Nitrogen-15 and Fluorine-19 Relaxation Dynamics and Spin-Relayed SABRE-SHEATH Hyperpolarization of Fluoro‑[15N3]metronidazole

Efficient 15N-hyperpolarization of [15N3]­metronidazole was reported previously using the Signal Amplification By Reversible Exchange in SHield Enabled Alignment Transfer (SABRE-SHEATH) technique. This hyperpolarized FDA-approved antibiotic is a potential contrast agent because it can be administered in a large dose and because previous studies revealed long-lasting HP states with exponential decay constant T 1 values of up to 10 min. Possible hypoxia-sensing applications have been proposed using hyperpolarized [15N3]­metronidazole. In this work, we report on the functionalization of [15N3]­metronidazole with a fluorine-19 moiety via a one-step reaction to substitute the −OH group. SABRE-SHEATH hyperpolarization studies of fluoro-[15N3]­metronidazole revealed efficient hyperpolarization of all three 15N sites with maximum %P 15N values ranging from 4.2 to 6.2%, indicating efficient spin-relayed polarization transfer in microtesla fields via the network formed by 2 J 15N‑15N. The corresponding 15N to 19F spin-relayed polarization transfer was found to be far less efficient with %P 19F of 0.16%, i.e., more than an order of magnitude lower than that of 15N. Relaxation dynamics studies in microtesla fields support a spin-relayed polarization transfer mechanism because all 15N and 19F spins share the same T 1 value of ca. 16–20 s and the same magnetic field profile for the SABRE-SHEATH polarization process.
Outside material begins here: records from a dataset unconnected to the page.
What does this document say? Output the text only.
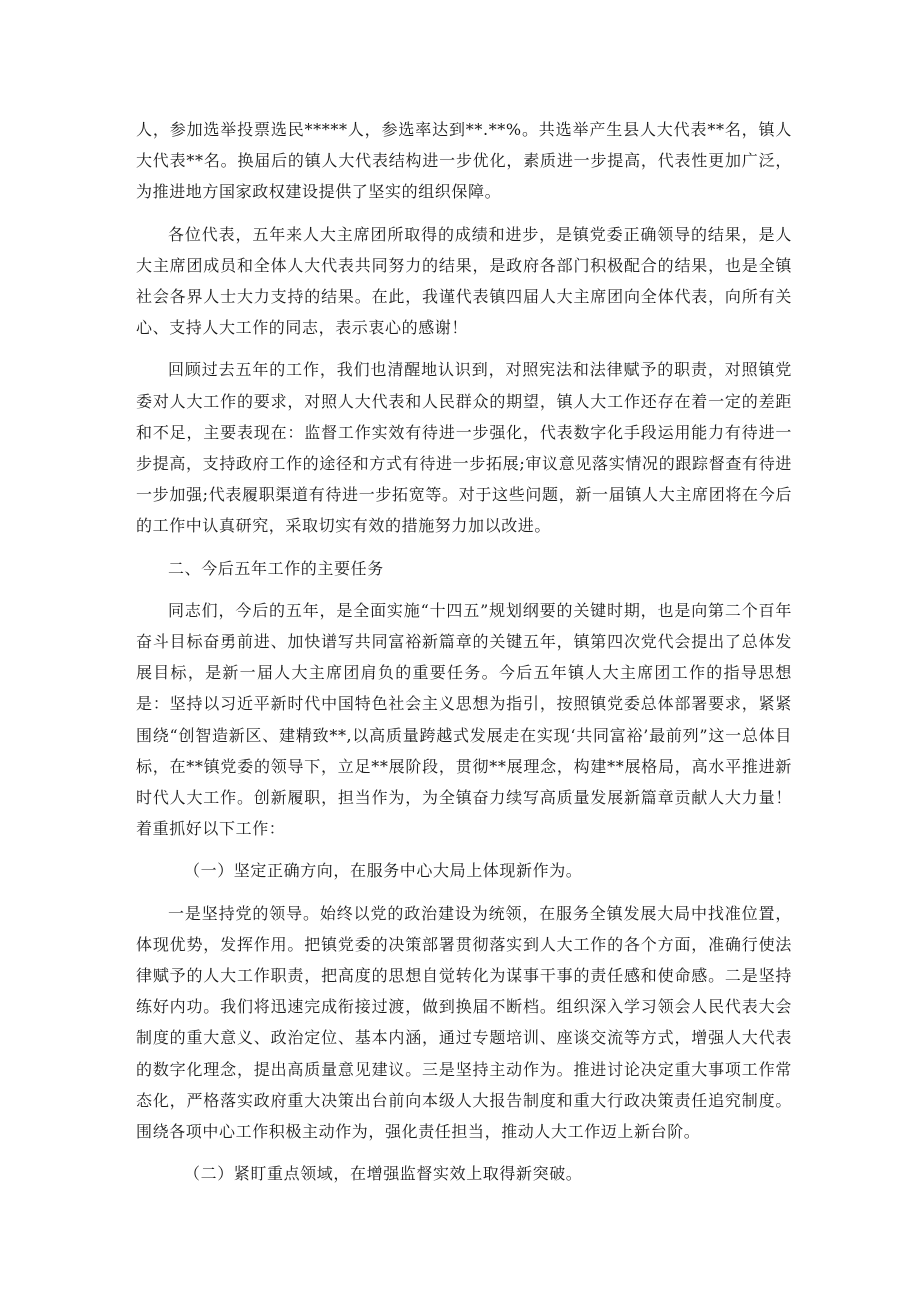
人，参加选举投票选民*****人，参选率达到**.**%。共选举产生县人大代表**名，镇人大代表**名。换届后的镇人大代表结构进一步优化，素质进一步提高，代表性更加广泛，为推进地方国家政权建设提供了坚实的组织保障。

各位代表，五年来人大主席团所取得的成绩和进步，是镇党委正确领导的结果，是人大主席团成员和全体人大代表共同努力的结果，是政府各部门积极配合的结果，也是全镇社会各界人士大力支持的结果。在此，我谨代表镇四届人大主席团向全体代表，向所有关心、支持人大工作的同志，表示衷心的感谢！

回顾过去五年的工作，我们也清醒地认识到，对照宪法和法律赋予的职责，对照镇党委对人大工作的要求，对照人大代表和人民群众的期望，镇人大工作还存在着一定的差距和不足，主要表现在：监督工作实效有待进一步强化，代表数字化手段运用能力有待进一步提高，支持政府工作的途径和方式有待进一步拓展;审议意见落实情况的跟踪督查有待进一步加强;代表履职渠道有待进一步拓宽等。对于这些问题，新一届镇人大主席团将在今后的工作中认真研究，采取切实有效的措施努力加以改进。

二、今后五年工作的主要任务

同志们，今后的五年，是全面实施“十四五”规划纲要的关键时期，也是向第二个百年奋斗目标奋勇前进、加快谱写共同富裕新篇章的关键五年，镇第四次党代会提出了总体发展目标，是新一届人大主席团肩负的重要任务。今后五年镇人大主席团工作的指导思想是：坚持以习近平新时代中国特色社会主义思想为指引，按照镇党委总体部署要求，紧紧围绕“创智造新区、建精致**,以高质量跨越式发展走在实现‘共同富裕’最前列”这一总体目标，在**镇党委的领导下，立足**展阶段，贯彻**展理念，构建**展格局，高水平推进新时代人大工作。创新履职，担当作为，为全镇奋力续写高质量发展新篇章贡献人大力量！着重抓好以下工作：

（一）坚定正确方向，在服务中心大局上体现新作为。

一是坚持党的领导。始终以党的政治建设为统领，在服务全镇发展大局中找准位置，体现优势，发挥作用。把镇党委的决策部署贯彻落实到人大工作的各个方面，准确行使法律赋予的人大工作职责，把高度的思想自觉转化为谋事干事的责任感和使命感。二是坚持练好内功。我们将迅速完成衔接过渡，做到换届不断档。组织深入学习领会人民代表大会制度的重大意义、政治定位、基本内涵，通过专题培训、座谈交流等方式，增强人大代表的数字化理念，提出高质量意见建议。三是坚持主动作为。推进讨论决定重大事项工作常态化，严格落实政府重大决策出台前向本级人大报告制度和重大行政决策责任追究制度。围绕各项中心工作积极主动作为，强化责任担当，推动人大工作迈上新台阶。

（二）紧盯重点领域，在增强监督实效上取得新突破。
We envision the use of fluoro-[15N3]­metronidazole as a potential hypoxia sensor. It is anticipated that under hypoxic conditions, the nitro group of fluoro-[15N3]­metronidazole undergoes electronic stepwise reduction to an amino derivative. Ab initio calculations of 15N and 19F chemical shifts of fluoro-[15N3]­metronidazole and its putative hypoxia-induced metabolites clearly indicate that the chemical shift dispersions of all three 15N sites and the 19F site are large enough to enable the envisioned hypoxia-sensing approaches.